Warga Wayakuba Merana, Pemda Halsel dan BPBD Tutup Mata atas Nestapa Banjir Ratusan Juta Rupiah!


					Warga Wayakuba Merana, Pemda Halsel dan BPBD Tutup Mata atas Nestapa Banjir Ratusan Juta Rupiah! Perbesar

Wayakuba, Halmahera Selatan [DESA MERDEKA] Jerit pilu warga terdampak banjir di Desa Wayakuba, Kecamatan Bacan Timur Selatan, Halmahera Selatan, kian nyaring. Pasalnya, hingga kini, mereka belum juga menerima uluran tangan dari Pemerintah Daerah Halmahera Selatan (Pemda Halsel) maupun Badan Penanggulangan Bencana Daerah (BPBD) Halsel, meskipun bencana banjir yang merendam puluhan rumah telah berlalu sejak 4 April 2025 lalu. Ketidakpekaan dan ketidakpedulian yang ditunjukkan oleh kedua instansi ini menimbulkan kerugian materiil yang ditaksir mencapai ratusan juta rupiah, serta memicu kekecewaan mendalam di tengah masyarakat.

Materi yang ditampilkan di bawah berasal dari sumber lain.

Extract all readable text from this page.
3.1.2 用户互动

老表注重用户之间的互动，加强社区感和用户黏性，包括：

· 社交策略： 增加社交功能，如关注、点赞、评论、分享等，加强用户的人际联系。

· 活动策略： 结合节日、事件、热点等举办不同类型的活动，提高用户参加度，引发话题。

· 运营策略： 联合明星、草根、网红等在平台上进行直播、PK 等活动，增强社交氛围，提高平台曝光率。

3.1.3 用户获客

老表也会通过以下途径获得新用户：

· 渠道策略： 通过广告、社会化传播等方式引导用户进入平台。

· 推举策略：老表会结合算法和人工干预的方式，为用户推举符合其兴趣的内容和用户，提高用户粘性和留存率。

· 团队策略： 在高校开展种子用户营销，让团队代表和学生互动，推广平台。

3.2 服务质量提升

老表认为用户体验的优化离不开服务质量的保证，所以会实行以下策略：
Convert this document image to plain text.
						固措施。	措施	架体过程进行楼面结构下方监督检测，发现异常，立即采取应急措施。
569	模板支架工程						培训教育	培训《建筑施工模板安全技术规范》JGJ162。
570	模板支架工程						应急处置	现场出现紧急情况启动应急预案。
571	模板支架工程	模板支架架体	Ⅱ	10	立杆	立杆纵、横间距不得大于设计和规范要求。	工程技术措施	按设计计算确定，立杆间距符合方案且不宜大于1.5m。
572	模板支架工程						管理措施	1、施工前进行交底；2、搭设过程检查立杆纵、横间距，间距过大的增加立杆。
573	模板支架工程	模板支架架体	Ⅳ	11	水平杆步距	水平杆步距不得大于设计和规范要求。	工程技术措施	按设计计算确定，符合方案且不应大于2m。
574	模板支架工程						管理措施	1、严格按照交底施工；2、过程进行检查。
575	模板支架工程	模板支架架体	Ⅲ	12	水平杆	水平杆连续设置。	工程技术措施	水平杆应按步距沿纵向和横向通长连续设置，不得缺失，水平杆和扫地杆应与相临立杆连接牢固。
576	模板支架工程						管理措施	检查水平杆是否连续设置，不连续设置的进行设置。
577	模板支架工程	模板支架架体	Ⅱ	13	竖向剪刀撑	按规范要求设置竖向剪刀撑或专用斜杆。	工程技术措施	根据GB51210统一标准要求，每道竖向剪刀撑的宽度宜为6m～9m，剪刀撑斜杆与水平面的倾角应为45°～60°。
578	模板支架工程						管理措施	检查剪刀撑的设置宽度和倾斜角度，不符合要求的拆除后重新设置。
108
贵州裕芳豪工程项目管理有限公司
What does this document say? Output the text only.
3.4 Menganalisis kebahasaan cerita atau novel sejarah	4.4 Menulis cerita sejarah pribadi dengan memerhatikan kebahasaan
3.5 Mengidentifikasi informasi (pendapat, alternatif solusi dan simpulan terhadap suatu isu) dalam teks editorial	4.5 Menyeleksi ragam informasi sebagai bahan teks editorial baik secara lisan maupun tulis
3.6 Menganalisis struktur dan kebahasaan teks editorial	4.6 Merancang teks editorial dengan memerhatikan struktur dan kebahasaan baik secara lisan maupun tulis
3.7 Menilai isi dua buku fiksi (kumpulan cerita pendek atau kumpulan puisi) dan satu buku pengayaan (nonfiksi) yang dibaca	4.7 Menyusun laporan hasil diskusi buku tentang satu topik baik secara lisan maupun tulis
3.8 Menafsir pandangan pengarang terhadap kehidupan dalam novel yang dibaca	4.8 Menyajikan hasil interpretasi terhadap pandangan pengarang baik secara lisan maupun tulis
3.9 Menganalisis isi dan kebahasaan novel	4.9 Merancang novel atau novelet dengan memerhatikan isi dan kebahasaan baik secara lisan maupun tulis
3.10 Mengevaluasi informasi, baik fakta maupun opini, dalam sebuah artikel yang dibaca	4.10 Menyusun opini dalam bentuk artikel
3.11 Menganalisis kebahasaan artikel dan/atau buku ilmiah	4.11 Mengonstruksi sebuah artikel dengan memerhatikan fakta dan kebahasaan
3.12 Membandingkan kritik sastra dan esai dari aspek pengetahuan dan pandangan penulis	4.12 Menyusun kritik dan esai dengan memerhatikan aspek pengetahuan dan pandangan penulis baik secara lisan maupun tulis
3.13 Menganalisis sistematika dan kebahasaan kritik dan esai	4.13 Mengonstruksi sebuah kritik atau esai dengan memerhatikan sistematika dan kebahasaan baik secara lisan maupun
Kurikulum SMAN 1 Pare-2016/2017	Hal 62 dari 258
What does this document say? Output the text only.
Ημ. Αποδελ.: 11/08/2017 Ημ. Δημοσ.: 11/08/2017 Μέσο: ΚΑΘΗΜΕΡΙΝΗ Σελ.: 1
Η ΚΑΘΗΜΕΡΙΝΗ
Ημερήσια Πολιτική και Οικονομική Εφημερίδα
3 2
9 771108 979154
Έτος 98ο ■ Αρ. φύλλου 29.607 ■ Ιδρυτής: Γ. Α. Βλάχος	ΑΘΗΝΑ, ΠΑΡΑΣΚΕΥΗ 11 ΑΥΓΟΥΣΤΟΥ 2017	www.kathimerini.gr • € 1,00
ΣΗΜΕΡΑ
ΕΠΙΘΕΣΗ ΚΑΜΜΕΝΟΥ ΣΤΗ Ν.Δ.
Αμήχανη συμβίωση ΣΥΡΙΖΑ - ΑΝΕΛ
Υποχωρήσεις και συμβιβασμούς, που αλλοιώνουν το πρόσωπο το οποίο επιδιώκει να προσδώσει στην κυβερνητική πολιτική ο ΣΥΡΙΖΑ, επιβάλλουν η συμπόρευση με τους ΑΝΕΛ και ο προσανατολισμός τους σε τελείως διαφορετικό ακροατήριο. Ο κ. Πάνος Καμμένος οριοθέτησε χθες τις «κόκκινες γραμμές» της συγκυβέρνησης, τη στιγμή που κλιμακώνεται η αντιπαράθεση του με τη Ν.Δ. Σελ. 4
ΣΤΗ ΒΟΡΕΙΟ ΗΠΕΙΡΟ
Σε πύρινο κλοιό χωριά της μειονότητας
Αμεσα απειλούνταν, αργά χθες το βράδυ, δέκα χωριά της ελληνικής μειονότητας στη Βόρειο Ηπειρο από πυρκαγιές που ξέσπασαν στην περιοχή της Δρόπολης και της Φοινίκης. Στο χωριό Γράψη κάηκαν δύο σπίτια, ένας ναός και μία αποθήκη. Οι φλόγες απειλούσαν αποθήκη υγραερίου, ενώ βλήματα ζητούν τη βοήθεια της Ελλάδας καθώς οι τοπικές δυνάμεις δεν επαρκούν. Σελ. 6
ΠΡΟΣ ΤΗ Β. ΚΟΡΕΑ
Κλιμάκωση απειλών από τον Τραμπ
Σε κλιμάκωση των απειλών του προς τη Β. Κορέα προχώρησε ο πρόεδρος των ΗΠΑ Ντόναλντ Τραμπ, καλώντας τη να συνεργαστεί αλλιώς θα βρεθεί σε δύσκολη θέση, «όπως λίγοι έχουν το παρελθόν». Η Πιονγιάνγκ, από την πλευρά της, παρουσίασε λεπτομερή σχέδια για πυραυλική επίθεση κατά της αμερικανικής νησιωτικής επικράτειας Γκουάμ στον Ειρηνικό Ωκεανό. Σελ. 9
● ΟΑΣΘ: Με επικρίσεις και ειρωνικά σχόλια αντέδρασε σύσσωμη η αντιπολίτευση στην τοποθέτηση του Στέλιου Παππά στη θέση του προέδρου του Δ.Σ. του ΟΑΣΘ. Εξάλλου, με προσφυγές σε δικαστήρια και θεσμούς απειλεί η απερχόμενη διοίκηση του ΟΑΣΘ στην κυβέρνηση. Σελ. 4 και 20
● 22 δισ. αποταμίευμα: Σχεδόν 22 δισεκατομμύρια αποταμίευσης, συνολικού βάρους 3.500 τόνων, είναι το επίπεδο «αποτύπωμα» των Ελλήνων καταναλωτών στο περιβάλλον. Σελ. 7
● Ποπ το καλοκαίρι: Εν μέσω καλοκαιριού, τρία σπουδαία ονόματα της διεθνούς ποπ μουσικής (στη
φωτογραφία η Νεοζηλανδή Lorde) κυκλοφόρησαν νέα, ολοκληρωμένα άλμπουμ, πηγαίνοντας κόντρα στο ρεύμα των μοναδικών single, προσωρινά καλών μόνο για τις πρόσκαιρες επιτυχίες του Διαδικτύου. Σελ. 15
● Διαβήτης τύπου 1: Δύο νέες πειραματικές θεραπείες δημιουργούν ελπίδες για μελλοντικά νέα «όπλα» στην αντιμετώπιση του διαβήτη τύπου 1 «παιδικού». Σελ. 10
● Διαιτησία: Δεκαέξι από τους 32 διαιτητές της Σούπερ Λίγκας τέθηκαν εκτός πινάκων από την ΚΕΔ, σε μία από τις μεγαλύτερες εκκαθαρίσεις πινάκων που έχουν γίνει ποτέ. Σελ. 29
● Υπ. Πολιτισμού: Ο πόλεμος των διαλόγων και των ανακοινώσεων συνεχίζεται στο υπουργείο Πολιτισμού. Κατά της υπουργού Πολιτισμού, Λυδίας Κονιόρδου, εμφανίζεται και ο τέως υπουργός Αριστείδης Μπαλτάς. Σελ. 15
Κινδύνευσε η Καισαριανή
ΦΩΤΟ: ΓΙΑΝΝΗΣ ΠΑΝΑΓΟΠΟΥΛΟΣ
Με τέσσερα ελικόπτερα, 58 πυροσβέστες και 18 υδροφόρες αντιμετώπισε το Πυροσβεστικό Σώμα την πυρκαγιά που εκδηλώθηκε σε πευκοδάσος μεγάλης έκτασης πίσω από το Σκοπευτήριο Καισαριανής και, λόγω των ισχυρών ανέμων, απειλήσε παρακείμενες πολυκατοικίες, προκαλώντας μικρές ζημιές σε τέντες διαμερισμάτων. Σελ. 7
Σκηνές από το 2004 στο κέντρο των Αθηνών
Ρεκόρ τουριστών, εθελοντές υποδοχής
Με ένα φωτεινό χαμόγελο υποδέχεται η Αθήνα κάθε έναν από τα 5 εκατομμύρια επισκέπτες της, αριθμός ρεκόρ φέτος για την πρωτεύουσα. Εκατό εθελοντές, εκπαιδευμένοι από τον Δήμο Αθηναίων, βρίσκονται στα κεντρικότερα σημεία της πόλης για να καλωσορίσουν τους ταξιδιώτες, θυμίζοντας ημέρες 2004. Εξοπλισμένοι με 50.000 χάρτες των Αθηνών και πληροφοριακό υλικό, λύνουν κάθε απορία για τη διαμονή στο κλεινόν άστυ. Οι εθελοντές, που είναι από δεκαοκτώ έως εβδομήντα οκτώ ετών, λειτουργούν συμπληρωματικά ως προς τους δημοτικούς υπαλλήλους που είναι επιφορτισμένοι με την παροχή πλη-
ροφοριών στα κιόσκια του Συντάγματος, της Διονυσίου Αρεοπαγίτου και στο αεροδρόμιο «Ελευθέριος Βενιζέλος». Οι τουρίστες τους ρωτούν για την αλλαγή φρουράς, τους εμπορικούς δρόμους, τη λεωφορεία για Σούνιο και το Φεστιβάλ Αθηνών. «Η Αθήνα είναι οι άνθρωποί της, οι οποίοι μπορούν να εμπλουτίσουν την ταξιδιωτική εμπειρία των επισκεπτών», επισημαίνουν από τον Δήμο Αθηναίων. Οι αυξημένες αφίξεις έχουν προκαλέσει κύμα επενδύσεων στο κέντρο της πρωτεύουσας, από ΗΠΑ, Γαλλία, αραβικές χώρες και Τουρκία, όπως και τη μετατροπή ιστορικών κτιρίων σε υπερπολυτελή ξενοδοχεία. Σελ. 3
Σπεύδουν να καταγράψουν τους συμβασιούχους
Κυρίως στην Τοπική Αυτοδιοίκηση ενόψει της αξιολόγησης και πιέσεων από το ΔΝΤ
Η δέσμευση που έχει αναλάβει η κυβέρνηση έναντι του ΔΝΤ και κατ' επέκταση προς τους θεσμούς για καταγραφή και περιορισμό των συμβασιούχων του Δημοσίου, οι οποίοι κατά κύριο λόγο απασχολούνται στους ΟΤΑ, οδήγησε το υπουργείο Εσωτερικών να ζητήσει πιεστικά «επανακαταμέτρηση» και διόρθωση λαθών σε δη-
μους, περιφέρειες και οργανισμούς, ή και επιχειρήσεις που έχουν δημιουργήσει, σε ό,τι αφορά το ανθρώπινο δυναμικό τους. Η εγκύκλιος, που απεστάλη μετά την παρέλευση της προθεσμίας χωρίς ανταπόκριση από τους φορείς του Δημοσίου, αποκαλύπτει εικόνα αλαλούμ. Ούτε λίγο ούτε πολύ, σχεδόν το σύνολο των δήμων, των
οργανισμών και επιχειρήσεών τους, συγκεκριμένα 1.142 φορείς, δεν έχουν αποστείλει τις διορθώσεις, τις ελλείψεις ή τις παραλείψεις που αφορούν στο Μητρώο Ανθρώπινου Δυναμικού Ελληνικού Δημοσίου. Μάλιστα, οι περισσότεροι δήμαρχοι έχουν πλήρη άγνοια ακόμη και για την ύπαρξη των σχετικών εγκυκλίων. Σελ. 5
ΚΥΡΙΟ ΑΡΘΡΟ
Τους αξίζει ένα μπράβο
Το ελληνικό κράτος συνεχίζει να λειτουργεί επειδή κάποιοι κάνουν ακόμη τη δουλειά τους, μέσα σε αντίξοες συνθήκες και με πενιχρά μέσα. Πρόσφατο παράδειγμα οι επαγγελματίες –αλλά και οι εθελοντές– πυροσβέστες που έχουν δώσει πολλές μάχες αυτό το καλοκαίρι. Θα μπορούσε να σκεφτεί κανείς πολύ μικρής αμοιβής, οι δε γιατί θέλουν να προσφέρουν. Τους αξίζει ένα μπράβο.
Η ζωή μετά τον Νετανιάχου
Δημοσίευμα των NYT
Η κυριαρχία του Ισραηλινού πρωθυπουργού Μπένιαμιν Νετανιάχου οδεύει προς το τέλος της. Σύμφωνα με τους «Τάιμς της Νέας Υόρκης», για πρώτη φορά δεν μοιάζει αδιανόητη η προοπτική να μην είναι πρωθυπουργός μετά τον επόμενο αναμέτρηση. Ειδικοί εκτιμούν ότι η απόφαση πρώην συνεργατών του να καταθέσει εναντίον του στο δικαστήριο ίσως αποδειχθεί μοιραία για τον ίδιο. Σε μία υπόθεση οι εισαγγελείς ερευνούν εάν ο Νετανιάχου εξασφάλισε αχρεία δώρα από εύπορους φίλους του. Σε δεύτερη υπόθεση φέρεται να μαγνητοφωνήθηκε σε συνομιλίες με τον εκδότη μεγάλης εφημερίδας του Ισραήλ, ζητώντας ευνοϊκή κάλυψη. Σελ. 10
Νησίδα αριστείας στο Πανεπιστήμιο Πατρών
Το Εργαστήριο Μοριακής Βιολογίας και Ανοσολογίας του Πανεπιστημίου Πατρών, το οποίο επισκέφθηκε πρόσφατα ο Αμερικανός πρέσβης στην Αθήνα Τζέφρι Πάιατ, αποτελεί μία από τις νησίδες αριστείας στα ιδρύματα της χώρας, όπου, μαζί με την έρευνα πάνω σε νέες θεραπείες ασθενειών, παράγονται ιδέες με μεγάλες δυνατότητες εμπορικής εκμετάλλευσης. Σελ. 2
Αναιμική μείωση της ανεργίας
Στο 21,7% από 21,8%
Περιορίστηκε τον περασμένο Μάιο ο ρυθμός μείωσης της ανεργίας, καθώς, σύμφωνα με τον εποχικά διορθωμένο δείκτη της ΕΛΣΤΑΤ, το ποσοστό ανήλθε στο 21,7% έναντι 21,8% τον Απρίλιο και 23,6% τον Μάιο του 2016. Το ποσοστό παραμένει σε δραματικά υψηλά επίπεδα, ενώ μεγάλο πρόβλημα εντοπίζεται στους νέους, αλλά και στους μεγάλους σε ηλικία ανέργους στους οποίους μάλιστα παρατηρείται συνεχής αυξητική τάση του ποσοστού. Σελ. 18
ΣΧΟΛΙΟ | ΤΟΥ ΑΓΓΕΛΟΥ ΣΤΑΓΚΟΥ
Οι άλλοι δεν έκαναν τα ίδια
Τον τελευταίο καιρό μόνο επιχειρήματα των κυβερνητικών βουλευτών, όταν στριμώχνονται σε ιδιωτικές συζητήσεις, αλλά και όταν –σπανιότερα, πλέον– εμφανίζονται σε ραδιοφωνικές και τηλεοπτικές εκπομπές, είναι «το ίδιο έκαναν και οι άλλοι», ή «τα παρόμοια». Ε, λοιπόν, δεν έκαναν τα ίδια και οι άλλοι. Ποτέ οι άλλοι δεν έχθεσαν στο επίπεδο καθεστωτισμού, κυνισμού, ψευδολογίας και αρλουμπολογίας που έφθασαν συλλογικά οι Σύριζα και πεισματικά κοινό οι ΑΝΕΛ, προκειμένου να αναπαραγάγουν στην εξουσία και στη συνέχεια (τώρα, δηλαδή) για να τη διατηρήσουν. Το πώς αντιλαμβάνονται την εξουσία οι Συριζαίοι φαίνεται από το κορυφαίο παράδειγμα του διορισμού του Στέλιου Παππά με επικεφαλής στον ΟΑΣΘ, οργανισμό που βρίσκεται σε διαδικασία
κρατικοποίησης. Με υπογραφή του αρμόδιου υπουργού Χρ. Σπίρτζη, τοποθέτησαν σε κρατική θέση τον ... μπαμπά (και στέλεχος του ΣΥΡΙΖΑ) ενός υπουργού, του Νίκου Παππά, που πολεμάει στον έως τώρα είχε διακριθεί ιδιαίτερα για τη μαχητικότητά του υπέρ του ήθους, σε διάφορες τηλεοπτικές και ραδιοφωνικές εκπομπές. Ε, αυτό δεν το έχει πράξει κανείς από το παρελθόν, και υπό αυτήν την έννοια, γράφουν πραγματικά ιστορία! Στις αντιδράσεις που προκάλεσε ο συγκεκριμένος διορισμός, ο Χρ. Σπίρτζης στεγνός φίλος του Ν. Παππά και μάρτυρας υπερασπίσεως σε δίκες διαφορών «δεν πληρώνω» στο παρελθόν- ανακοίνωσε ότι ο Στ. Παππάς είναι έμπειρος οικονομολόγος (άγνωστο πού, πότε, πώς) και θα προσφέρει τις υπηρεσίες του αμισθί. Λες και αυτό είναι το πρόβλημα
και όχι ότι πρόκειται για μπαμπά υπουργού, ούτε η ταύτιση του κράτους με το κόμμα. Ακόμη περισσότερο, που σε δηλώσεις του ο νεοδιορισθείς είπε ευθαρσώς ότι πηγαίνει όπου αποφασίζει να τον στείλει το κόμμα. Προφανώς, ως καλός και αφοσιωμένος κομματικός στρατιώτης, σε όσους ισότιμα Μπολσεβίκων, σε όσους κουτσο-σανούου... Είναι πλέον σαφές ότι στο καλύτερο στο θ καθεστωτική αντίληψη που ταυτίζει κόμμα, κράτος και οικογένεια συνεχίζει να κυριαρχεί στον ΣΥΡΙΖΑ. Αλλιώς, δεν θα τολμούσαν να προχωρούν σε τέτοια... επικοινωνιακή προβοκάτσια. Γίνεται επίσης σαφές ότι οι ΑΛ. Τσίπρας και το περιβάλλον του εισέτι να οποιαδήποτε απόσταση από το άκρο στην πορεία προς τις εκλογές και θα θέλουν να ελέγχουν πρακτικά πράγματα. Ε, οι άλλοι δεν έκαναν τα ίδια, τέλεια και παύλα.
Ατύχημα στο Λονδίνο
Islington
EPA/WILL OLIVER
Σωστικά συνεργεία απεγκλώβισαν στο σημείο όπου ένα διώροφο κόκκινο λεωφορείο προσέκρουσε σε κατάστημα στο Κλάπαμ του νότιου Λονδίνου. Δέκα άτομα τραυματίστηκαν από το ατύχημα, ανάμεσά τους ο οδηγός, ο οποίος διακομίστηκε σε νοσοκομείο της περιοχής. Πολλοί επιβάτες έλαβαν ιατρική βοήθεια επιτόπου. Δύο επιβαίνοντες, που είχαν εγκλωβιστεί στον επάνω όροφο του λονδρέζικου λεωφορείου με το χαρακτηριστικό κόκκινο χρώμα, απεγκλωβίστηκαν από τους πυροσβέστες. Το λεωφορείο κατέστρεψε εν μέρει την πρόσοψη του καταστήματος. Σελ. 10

Meskipun laporan telah dilayangkan, pihak BPBD Halsel seolah ‘lupa ingatan’ atas tragedi yang menimpa warga. Tidak ada sinyalemen sedikit pun yang menunjukkan adanya upaya serius untuk meringankan beban penderitaan korban. Padahal, warga di RT 03 dilaporkan mengalami kerugian material tidak sedikit akibat rumah-rumah mereka terendam total. Tidak hanya itu, sejumlah usaha warga pun gulung tikar lantaran stok pangan seperti beras dan kebutuhan pokok lainnya luluh lantak digenangi air.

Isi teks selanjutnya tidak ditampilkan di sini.